We modified some alternative procedures. First, we used endoscopy to visualize the hidden area of the middle ear obscured by the posterior canal wall, which does not require drilling or curetting the bony structure, and is useful for pediatric patients with IEM.[15] Although a flat promontory was identified in this case, the location of the scala tympani could be predicted by recognizing the facial nerve prominence and oval window, using endoscopy. Second and unique to this case, we created a groove for the inducting electrode, in order to insert the electrode without kinking the wire and also to avoid injuring the aberrant facial nerve.
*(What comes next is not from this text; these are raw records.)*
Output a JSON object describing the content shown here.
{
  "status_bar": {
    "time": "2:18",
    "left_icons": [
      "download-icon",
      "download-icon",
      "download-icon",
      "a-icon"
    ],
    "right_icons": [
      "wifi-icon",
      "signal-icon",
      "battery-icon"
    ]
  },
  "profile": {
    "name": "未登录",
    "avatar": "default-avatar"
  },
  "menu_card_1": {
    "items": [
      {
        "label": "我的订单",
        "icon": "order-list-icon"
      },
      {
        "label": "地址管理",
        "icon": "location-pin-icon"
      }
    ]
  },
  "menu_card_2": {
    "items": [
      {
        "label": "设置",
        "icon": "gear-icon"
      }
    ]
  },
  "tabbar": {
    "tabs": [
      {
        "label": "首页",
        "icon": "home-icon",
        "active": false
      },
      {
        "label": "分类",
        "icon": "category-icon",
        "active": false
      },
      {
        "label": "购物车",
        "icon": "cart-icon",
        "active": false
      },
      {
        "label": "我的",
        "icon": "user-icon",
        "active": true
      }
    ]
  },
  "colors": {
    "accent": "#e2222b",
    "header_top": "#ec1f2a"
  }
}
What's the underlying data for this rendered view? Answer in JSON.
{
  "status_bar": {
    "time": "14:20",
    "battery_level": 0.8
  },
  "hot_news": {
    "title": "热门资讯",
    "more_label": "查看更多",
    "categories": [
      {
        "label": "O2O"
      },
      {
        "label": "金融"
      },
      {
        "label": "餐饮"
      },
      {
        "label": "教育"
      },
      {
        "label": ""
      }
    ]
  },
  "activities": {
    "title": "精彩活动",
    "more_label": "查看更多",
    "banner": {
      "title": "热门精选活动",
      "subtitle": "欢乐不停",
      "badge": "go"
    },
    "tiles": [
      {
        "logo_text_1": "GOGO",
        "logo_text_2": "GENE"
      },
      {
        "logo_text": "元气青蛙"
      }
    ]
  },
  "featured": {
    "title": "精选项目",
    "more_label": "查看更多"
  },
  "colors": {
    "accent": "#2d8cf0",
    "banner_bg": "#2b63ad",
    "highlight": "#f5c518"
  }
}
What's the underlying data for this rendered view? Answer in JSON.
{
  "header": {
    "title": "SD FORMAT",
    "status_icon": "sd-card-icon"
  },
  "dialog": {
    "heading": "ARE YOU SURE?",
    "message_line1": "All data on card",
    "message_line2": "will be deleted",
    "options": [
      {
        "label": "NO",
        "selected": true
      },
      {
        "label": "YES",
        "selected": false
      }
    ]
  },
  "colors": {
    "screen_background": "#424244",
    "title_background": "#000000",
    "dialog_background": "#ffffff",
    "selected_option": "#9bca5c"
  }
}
With no need to change the direction, it ensured the insertion of electrode array into the cochlea through a natural course with a low resistance.

After 1 postoperative year, our patient could verbally communicate using the second implant. In a large-scale study, there was no significant difference in speech reception scores between children with and without an anomalous cochlea.[5] Accordingly, anomalous cochleovestibular anatomy should not play a significant role in candidacy assessment.

CONCLUSION

Our transmeatal approach assisted by an endoscope might be a feasible alternative method for complicated cases. This approach should be used only if the standard transmastoid route with posterior tympanotomy approach is not possible.